My original proposal didn't solve the problem that John Zulauf
mentioned, that is, GetProcAddress needs to return an appropriate
pointer even when the current context doesn't support the extension in
question. Solving this in the most app-friendly way does take a
little more effort. One approach could be as follows.
Recall that each dynamic dispatch routine looks something
like this:
offsetNNN: word 0
dispNNN: load r1,dispatchTableBase
add r1,offsetNNN
jump (r1)
We don't know what the correct value for the offset will be
until we make a call to a driver that implements the extension
function. So we have to force either an explicit test, or a
jump to a thunk that performs the test and can later patch up
the jump. The latter is faster after the resolution has been
performed, but implementation is more likely to be
machine-dependent, so I'll just show the straightforward test
code here.
We need one more thing: Each driver must implement a
GetProcOffsetEXT that returns the dispatch-table offset for
a given function name, if it implements that function.

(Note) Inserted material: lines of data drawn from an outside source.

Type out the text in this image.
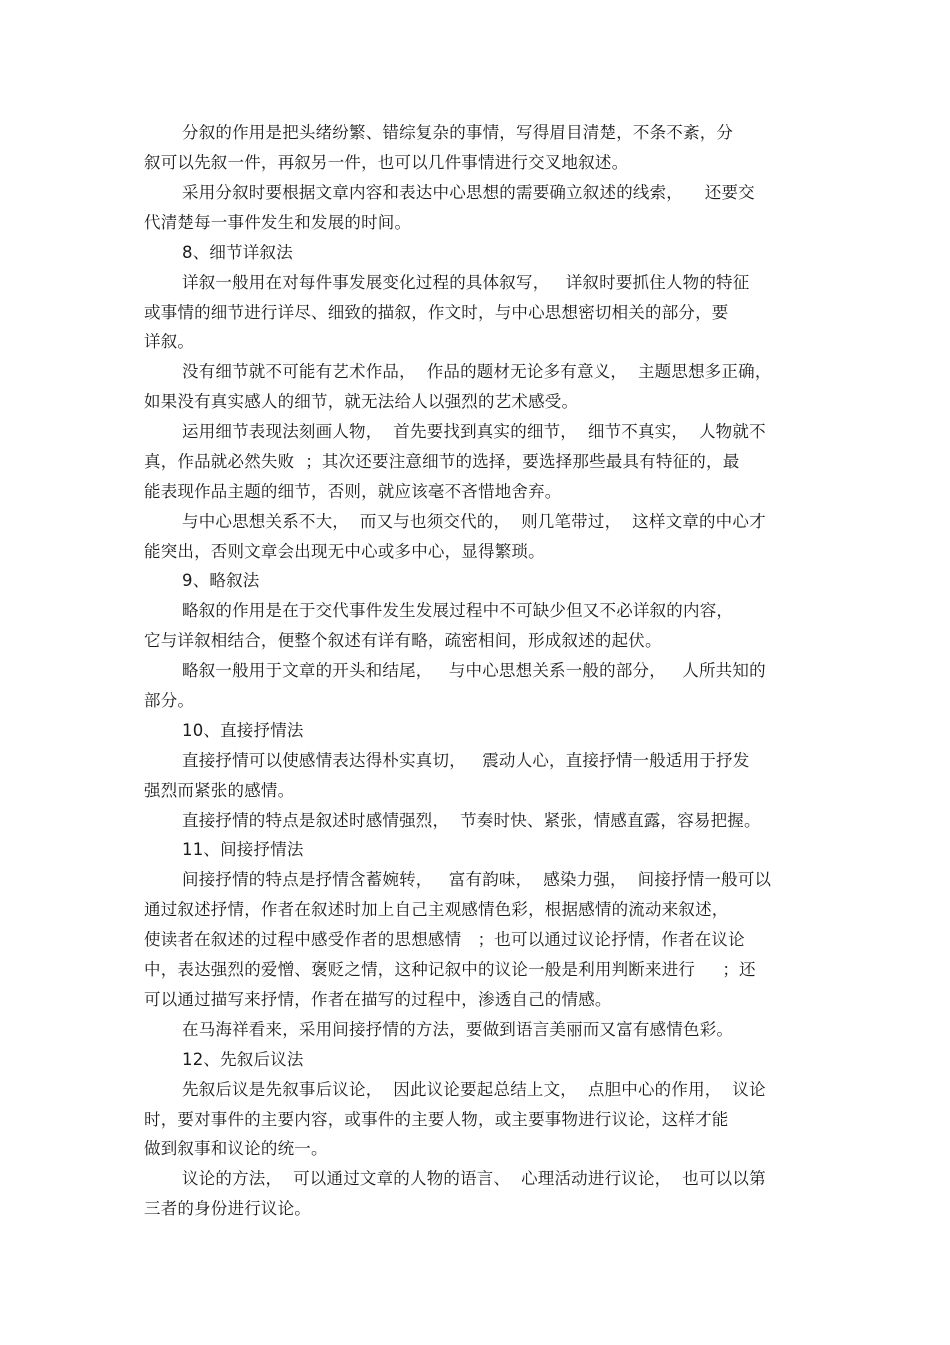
分叙的作用是把头绪纷繁、错综复杂的事情，写得眉目清楚，不条不紊，分
叙可以先叙一件，再叙另一件，也可以几件事情进行交叉地叙述。
采用分叙时要根据文章内容和表达中心思想的需要确立叙述的线索，    还要交
代清楚每一事件发生和发展的时间。
8、细节详叙法
详叙一般用在对每件事发展变化过程的具体叙写，   详叙时要抓住人物的特征
或事情的细节进行详尽、细致的描叙，作文时，与中心思想密切相关的部分，要
详叙。
没有细节就不可能有艺术作品，  作品的题材无论多有意义，  主题思想多正确，
如果没有真实感人的细节，就无法给人以强烈的艺术感受。
运用细节表现法刻画人物，  首先要找到真实的细节，  细节不真实，  人物就不
真，作品就必然失败  ；其次还要注意细节的选择，要选择那些最具有特征的，最
能表现作品主题的细节，否则，就应该毫不吝惜地舍弃。
与中心思想关系不大，  而又与也须交代的，  则几笔带过，  这样文章的中心才
能突出，否则文章会出现无中心或多中心，显得繁琐。
9、略叙法
略叙的作用是在于交代事件发生发展过程中不可缺少但又不必详叙的内容，
它与详叙相结合，便整个叙述有详有略，疏密相间，形成叙述的起伏。
略叙一般用于文章的开头和结尾，   与中心思想关系一般的部分，   人所共知的
部分。
10、直接抒情法
直接抒情可以使感情表达得朴实真切，   震动人心，直接抒情一般适用于抒发
强烈而紧张的感情。
直接抒情的特点是叙述时感情强烈，  节奏时快、紧张，情感直露，容易把握。
11、间接抒情法
间接抒情的特点是抒情含蓄婉转，   富有韵味，  感染力强，  间接抒情一般可以
通过叙述抒情，作者在叙述时加上自己主观感情色彩，根据感情的流动来叙述，
使读者在叙述的过程中感受作者的思想感情   ；也可以通过议论抒情，作者在议论
中，表达强烈的爱憎、褒贬之情，这种记叙中的议论一般是利用判断来进行     ；还
可以通过描写来抒情，作者在描写的过程中，渗透自己的情感。
在马海祥看来，采用间接抒情的方法，要做到语言美丽而又富有感情色彩。
12、先叙后议法
先叙后议是先叙事后议论，  因此议论要起总结上文，  点胆中心的作用，  议论
时，要对事件的主要内容，或事件的主要人物，或主要事物进行议论，这样才能
做到叙事和议论的统一。
议论的方法，  可以通过文章的人物的语言、  心理活动进行议论，  也可以以第
三者的身份进行议论。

nameNNN: byte "filled in by GetProcAddress"
offsetNNN: word 0
dispNNN: load r1,offsetNNN
jzero r1,queryNNN
jumpNNN: add r1,dispatchTableBase
jump (r1)
queryNNN: load rParam,&nameNNN
load r1,dispatchTableBase
add r1,offsetOfGetProcOffsetEXT
jsr (r1)
store rResult,offsetNNN
jnzero rResult,dispNNN
ret
Hopefully that pseudo-assembly code is clear. Basically we're
just testing for a null pointer, querying the driver for the
given function name if the pointer is null, and saving the
offset returned in a result register by the driver. If the
driver returns a nonzero result, then we know we can use it
for all subsequent dispatches of that function, no matter what
the context, because offsets are consistent across all
implementations.
Obviously this can be tuned, and as I mentioned, I think you
can use a thunk-based implementation if you prefer. The main
thing I haven't addressed is how to ensure that calling a
function when the current context doesn't support it is
handled politely. Personally I don't think that's too
important, but if anyone wants to propose a solution, please
feel free.
| Whether or not the overhead and complexity of the latter case is
| manageable, my primary objection is that it simply doesn't solve a problem
| worth solving, since the application must already manage per-context state
| (e.g. is the extension supported?) and the function pointers are one more
| piece of state to be stored in some per-context application-level data
| structure. ...
Application-level data structures aren't accessible to black-box
libraries.
But let's talk about design principles for a moment. I think the
principle underlying a desire for context-dependent pointers is the
notion that interface and implementation are separated at the binary
level (as opposed to the source level), and because of the limitations
of current programming languages, this separation must be exposed all
the way up to code at the application level.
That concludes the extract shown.